Reputation: 8239
I was reading through Automatic Dependency Generation in the make manual and I can't figure out why this functionality is needed. The project that I am working on and I started writing from scratch is structured like this:
In the makefile, I pass -I .
to the compiler. When it encounters a .cpp file in directory X, it will search for the .h file in the same directory (or in the .
directory). When parsing the .h file, it will encounter includes relative to the .
folder, so it will know where to look for them.
Now, why would anybody want to generate a list of dependencies with the -M
flag and mess with sed to produce an obscure .d file (dependencies fie) if code can be structured like I described above? I don't see the point of generating the specific list of dependencies from a code file.
Upvotes: 0
Views: 852
Reputation: 500
That's just how makepp works. Dependencies are detected automatically. In your case you won't even need a makefile (if you don't mind specifying the target in the command).

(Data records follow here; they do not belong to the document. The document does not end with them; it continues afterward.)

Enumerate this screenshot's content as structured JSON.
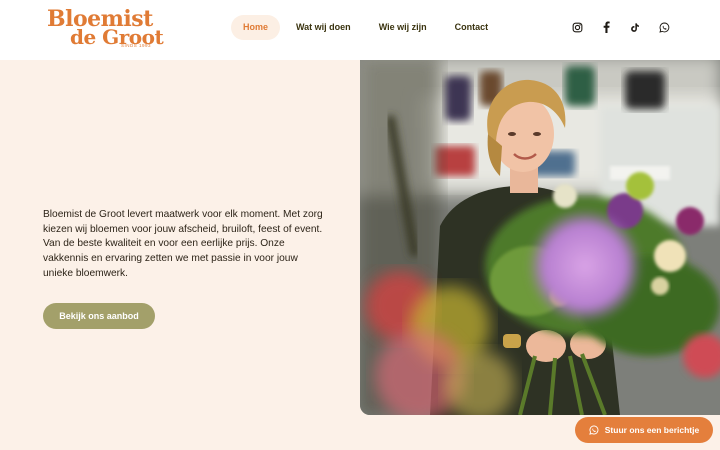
{
  "logo": {
    "line1": "Bloemist",
    "line2": "de Groot",
    "since": "SINDS 1993"
  },
  "nav": {
    "items": [
      {
        "label": "Home",
        "active": true
      },
      {
        "label": "Wat wij doen",
        "active": false
      },
      {
        "label": "Wie wij zijn",
        "active": false
      },
      {
        "label": "Contact",
        "active": false
      }
    ]
  },
  "social": [
    "instagram-icon",
    "facebook-icon",
    "tiktok-icon",
    "whatsapp-icon"
  ],
  "hero": {
    "text": "Bloemist de Groot levert maatwerk voor elk moment. Met zorg kiezen wij bloemen voor jouw afscheid, bruiloft, feest of event. Van de beste kwaliteit en voor een eerlijke prijs. Onze vakkennis en ervaring zetten we met passie in voor jouw unieke bloemwerk.",
    "cta_label": "Bekijk ons aanbod"
  },
  "chat": {
    "label": "Stuur ons een berichtje"
  },
  "colors": {
    "accent": "#e07b35",
    "olive": "#a3a06a",
    "cream": "#fcf1e8",
    "chat": "#e47f3c"
  }
}
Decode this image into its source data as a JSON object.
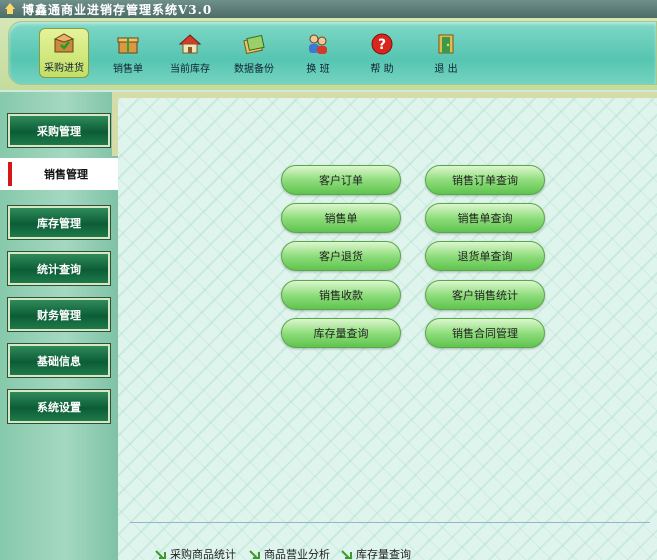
{
  "window": {
    "title": "博鑫通商业进销存管理系统V3.0"
  },
  "toolbar": {
    "buttons": [
      {
        "label": "采购进货",
        "icon": "box-icon",
        "active": true
      },
      {
        "label": "销售单",
        "icon": "gift-box-icon",
        "active": false
      },
      {
        "label": "当前库存",
        "icon": "house-icon",
        "active": false
      },
      {
        "label": "数据备份",
        "icon": "backup-icon",
        "active": false
      },
      {
        "label": "换 班",
        "icon": "users-icon",
        "active": false
      },
      {
        "label": "帮 助",
        "icon": "help-icon",
        "active": false
      },
      {
        "label": "退 出",
        "icon": "exit-door-icon",
        "active": false
      }
    ]
  },
  "sidebar": {
    "items": [
      {
        "label": "采购管理"
      },
      {
        "label": "销售管理",
        "active": true
      },
      {
        "label": "库存管理"
      },
      {
        "label": "统计查询"
      },
      {
        "label": "财务管理"
      },
      {
        "label": "基础信息"
      },
      {
        "label": "系统设置"
      }
    ]
  },
  "main": {
    "left_buttons": [
      "客户订单",
      "销售单",
      "客户退货",
      "销售收款",
      "库存量查询"
    ],
    "right_buttons": [
      "销售订单查询",
      "销售单查询",
      "退货单查询",
      "客户销售统计",
      "销售合同管理"
    ],
    "quick_links": [
      "采购商品统计",
      "商品营业分析",
      "库存量查询"
    ]
  },
  "colors": {
    "toolbar": "#56c5b1",
    "sidebar_button": "#0c5d36",
    "action_button": "#8fdd7d",
    "active_marker": "#d41818"
  }
}
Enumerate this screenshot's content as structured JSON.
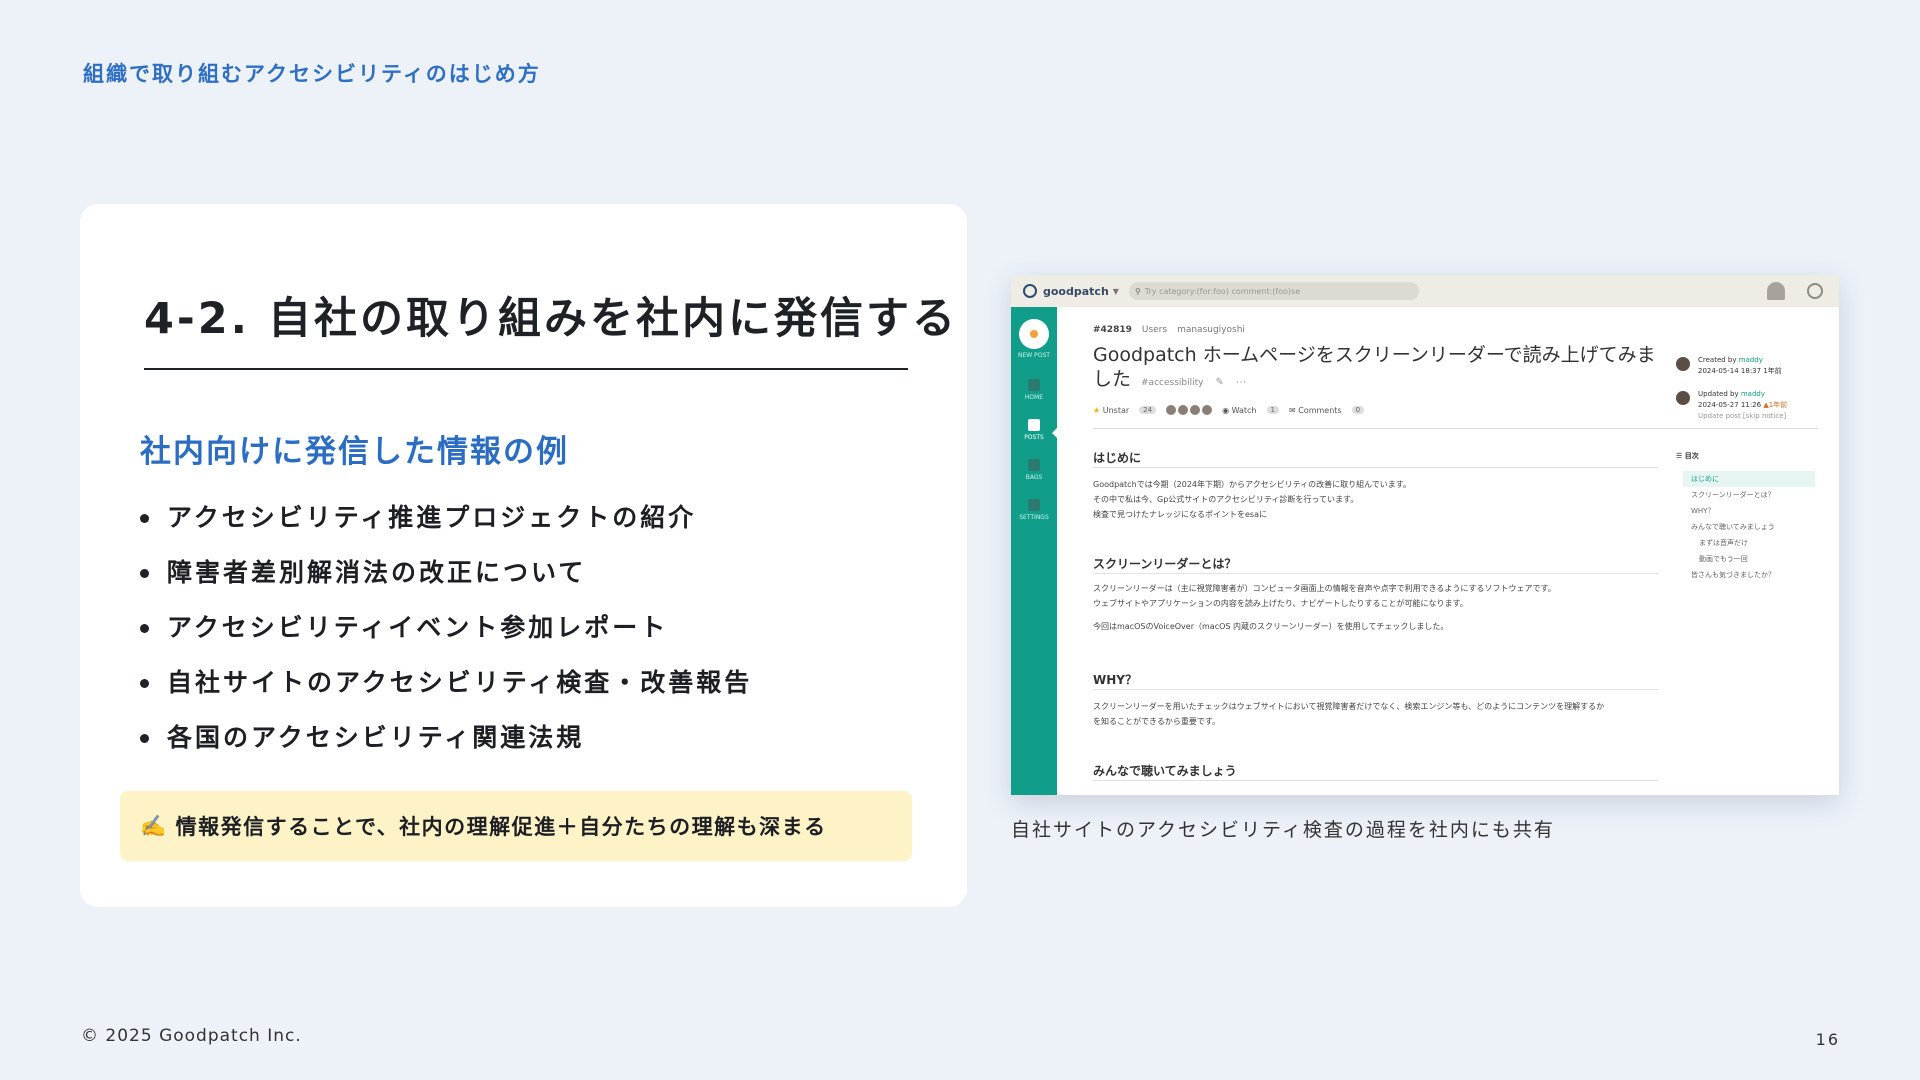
{
  "header": {
    "section_title": "組織で取り組むアクセシビリティのはじめ方"
  },
  "card": {
    "title": "4-2. 自社の取り組みを社内に発信する",
    "heading": "社内向けに発信した情報の例",
    "bullets": [
      "アクセシビリティ推進プロジェクトの紹介",
      "障害者差別解消法の改正について",
      "アクセシビリティイベント参加レポート",
      "自社サイトのアクセシビリティ検査・改善報告",
      "各国のアクセシビリティ関連法規"
    ],
    "note": {
      "emoji": "✍️",
      "text": "情報発信することで、社内の理解促進＋自分たちの理解も深まる"
    }
  },
  "screenshot": {
    "brand": "goodpatch",
    "search_placeholder": "Try category:(for:foo) comment:(foo)se",
    "sidebar": {
      "new_post": "NEW POST",
      "items": [
        "HOME",
        "POSTS",
        "BAGS",
        "SETTINGS"
      ]
    },
    "post": {
      "number": "#42819",
      "category": "Users",
      "author": "manasugiyoshi",
      "title": "Goodpatch ホームページをスクリーンリーダーで読み上げてみました",
      "tag": "#accessibility",
      "unstar_label": "Unstar",
      "star_count": "24",
      "watch_label": "Watch",
      "watch_count": "1",
      "comments_label": "Comments",
      "comments_count": "0"
    },
    "info": {
      "created_label": "Created by",
      "created_user": "maddy",
      "created_date": "2024-05-14 18:37",
      "created_ago": "1年前",
      "updated_label": "Updated by",
      "updated_user": "maddy",
      "updated_date": "2024-05-27 11:26",
      "updated_ago": "1年前",
      "update_note": "Update post [skip notice]"
    },
    "sections": [
      {
        "heading": "はじめに",
        "lines": [
          "Goodpatchでは今期（2024年下期）からアクセシビリティの改善に取り組んでいます。",
          "その中で私は今、Gp公式サイトのアクセシビリティ診断を行っています。",
          "検査で見つけたナレッジになるポイントをesaに"
        ]
      },
      {
        "heading": "スクリーンリーダーとは？",
        "lines": [
          "スクリーンリーダーは（主に視覚障害者が）コンピュータ画面上の情報を音声や点字で利用できるようにするソフトウェアです。",
          "ウェブサイトやアプリケーションの内容を読み上げたり、ナビゲートしたりすることが可能になります。",
          "",
          "今回はmacOSのVoiceOver（macOS 内蔵のスクリーンリーダー）を使用してチェックしました。"
        ]
      },
      {
        "heading": "WHY？",
        "lines": [
          "スクリーンリーダーを用いたチェックはウェブサイトにおいて視覚障害者だけでなく、検索エンジン等も、どのようにコンテンツを理解するか",
          "を知ることができるから重要です。"
        ]
      },
      {
        "heading": "みんなで聴いてみましょう",
        "lines": []
      }
    ],
    "toc_title": "目次",
    "toc": [
      "はじめに",
      "スクリーンリーダーとは？",
      "WHY？",
      "みんなで聴いてみましょう",
      "まずは音声だけ",
      "動画でもう一回",
      "皆さんも気づきましたか？"
    ]
  },
  "caption": "自社サイトのアクセシビリティ検査の過程を社内にも共有",
  "footer": {
    "copyright": "© 2025 Goodpatch Inc.",
    "page_number": "16"
  }
}
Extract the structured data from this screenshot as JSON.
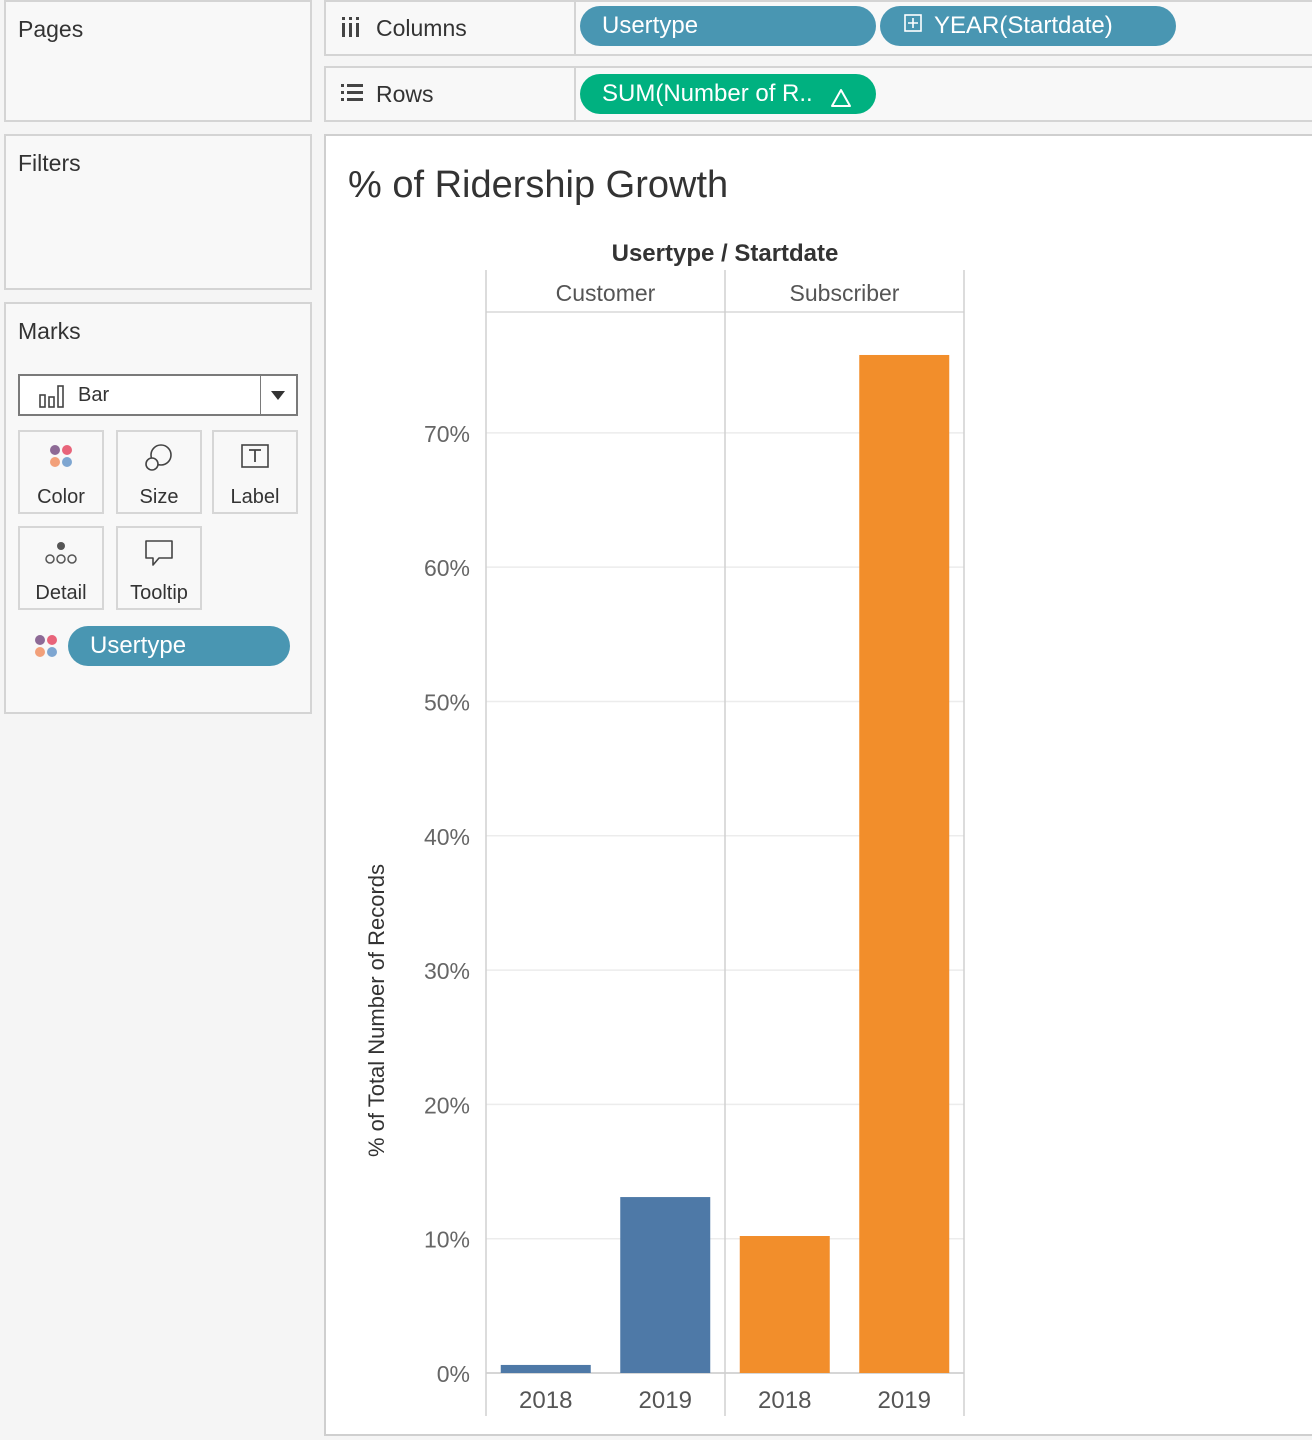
{
  "cards": {
    "pages_title": "Pages",
    "filters_title": "Filters",
    "marks_title": "Marks"
  },
  "marks": {
    "type_label": "Bar",
    "buttons": {
      "color": "Color",
      "size": "Size",
      "label": "Label",
      "detail": "Detail",
      "tooltip": "Tooltip"
    },
    "color_pill": "Usertype"
  },
  "shelves": {
    "columns_label": "Columns",
    "columns_pills": [
      "Usertype",
      "YEAR(Startdate)"
    ],
    "rows_label": "Rows",
    "rows_pill": "SUM(Number of R..",
    "rows_pill_icon": "delta-icon"
  },
  "viz": {
    "title": "% of Ridership Growth"
  },
  "colors": {
    "pill_blue": "#4996b2",
    "pill_green": "#00b180",
    "customer": "#4e79a7",
    "subscriber": "#f28e2b"
  },
  "chart_data": {
    "type": "bar",
    "title": "% of Ridership Growth",
    "header_title": "Usertype / Startdate",
    "ylabel": "% of Total Number of Records",
    "xlabel": "",
    "ylim": [
      0,
      79
    ],
    "yticks": [
      0,
      10,
      20,
      30,
      40,
      50,
      60,
      70
    ],
    "ytick_labels": [
      "0%",
      "10%",
      "20%",
      "30%",
      "40%",
      "50%",
      "60%",
      "70%"
    ],
    "grid": true,
    "panes": [
      {
        "name": "Customer",
        "color": "#4e79a7",
        "categories": [
          "2018",
          "2019"
        ],
        "values": [
          0.6,
          13.1
        ]
      },
      {
        "name": "Subscriber",
        "color": "#f28e2b",
        "categories": [
          "2018",
          "2019"
        ],
        "values": [
          10.2,
          75.8
        ]
      }
    ]
  }
}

The built in linker rule has the goody of automatically deducing object files. If you say makepp proggie
, it will scan proggie.c (or .cpp or whatever you have) for include statements. For each statement it will look if there is a matching .o file that can be built, and if so scan that recursively. All the .o files discovered this way are then built and linked together.
Or your makefile could be a one liner to avoid specifying the target every time:
$(phony all): proggie
Upvotes: 1
Reputation: 272437
Because in practice, each source file will depend on multiple header files. If you don't recompile the source file each time any of those headers changes, there is a good chance you will end up with an inconsistent binary.